Ной опустился на стул, ладони на колени, а внутри, как в котелке на печке, вскипает лютая ненависть к полковнику из тайного «союза», еще не изобличенному, не схваченному на месте преступления. «Мертвые не свидетели», – вспомнились слова Дальчевского у трупов убитых в ту ночь офицеров.
– Ну так вот, Ной Васильевич, поскольку я не был на митинге, но информирован, что завтра вы едете в Смольный, то решил зайти к вам и сказать, что подал рапорт об освобождении меня от командования. Сожалею, что принял полк одиннадцатого октября. Ну-с, а теперь, когда у военки Смольного фактически нет ни армии, ни устава, если не считать Бушлатную Революцию и отрядов Красной гвардии, моя миссия командира полка закончена. Положение у Смольного не из важнецких: армии развалились от той же большевистской агитации «Долой войну!», кругом дезертирство, сплошные митинги, на Украине самостийная Рада сговаривается с немцами. А кайзеровские дивизии на Северо-Западном фронте плечом к плечу, и надо ждать их в Петрограде: братишки и путиловцы не спасут. Достаточно сказать, что на место главнокомандующего, прославленного генерала Духонина, поставлен прапорщик Крыленко. Это же издевательство над Россией!.. Если меня не упрячут в ЧК, то я, пожалуй, уеду к семье в Красноярск и буду там сажать репу и брюкву. Обожаю пареную брюкву!
Ной изрядно вспотел возле «буржуйки» – припекло спину, а со лба соль капала.
«Ну и стерва, господи прости! – думал он. – В кусты прячется. А комитетчиков успел подвернуть под себя, и они гнули его линию на митинге, да еще оренбургские казаки поддавали жару!.. Ясно-понятно, полк развалился. И ведь не схватишь за горло!..»
– Подвойский особо предупреждал, чтобы мы усилили охрану продовольственных складов, фуража и сена. Я распорядился. Ну и вы, само собой, имейте в виду: фураж – это кони под седлом.
– Как же, как же! – согласно прогудел Ной, соображая: тут что-то запрятано!.. Уж не думают ли они оголить Гатчинский гарнизон? Продовольственные склады рядом со штабелями прессованного сена!..
Это он, Дальчевский, предвкушая разгром большевиков и захват Смольного, вывез из Луг весь фураж для конников 17-го корпуса и тюки спрессованного сена, чтоб потом, в Петрограде, ни в чем не нуждаться. И все это достанется красноармейским конникам!

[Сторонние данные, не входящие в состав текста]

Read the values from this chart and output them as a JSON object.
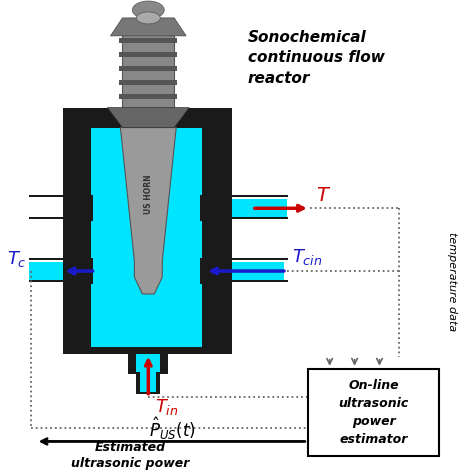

Дуня чутьем угадывала: Мстислав Леопольдович говорит совсем не то. Он сожрал бы рыжего Ноя с его кудрявой бородой. И как будто рядом с Дальчевским, на одном стуле, сама Юлия Михайловна, со своей роскошной русой косой. Это она легла у пулемета на водокачке, отстранив Дуню, и так-то ворковала:
– Какие они славненькие, матросики! Бегут, бегут! Ко мне, миленькие! Ах, как горят теплушки! Чудненько! Чуточку поближе, миленькие. Сейчас я их расцелую, красных ангелов.
И потом, когда матросы полегли на рельсах, возле горящих вагонов, и малое число спаслось бегством, Юлия Михайловна поднялась от пулемета, обиходливо стерла грязь с низа ядовито-зеленой юбки, сорвала красную повязку с правой руки и, скомкав, бросила:
– Все, Дунечка. Надо их, милая, вот так убивать, с короткого расстояния.
Мстислав Леопольдович так же, как Юлия Михайловна, ласково, милостиво разоружал хорунжего Лебедя. Но Дуня заметила по настороженному цепкому взгляду Ноя, что он тоже хитрит и не так-то просто его разоружить!
И Дуня видела себя сейчас не в комнате, а на желтой водонапорной башне под грязным небом, на башне с огромным котлом, и в котле том не вода – смола кипучая ненависти к матросам, рабочим, красным комиссарам Смольного, ко всем, кто лишил полковника Дальчевского, Юлию Михайловну сытого благополучия и узаконенного разврата, которым они жили от века, а вместе с ними и Дуня Юскова. И все они сейчас на желтой водонапорной башне.
Дуне страшно. Жутко.
«Боженька, Боженька! Да что же это? Что же?» Бежать бы, бежать бы из Гатчины домой, но куда бежать? И есть ли у Дуни дом и пристанище?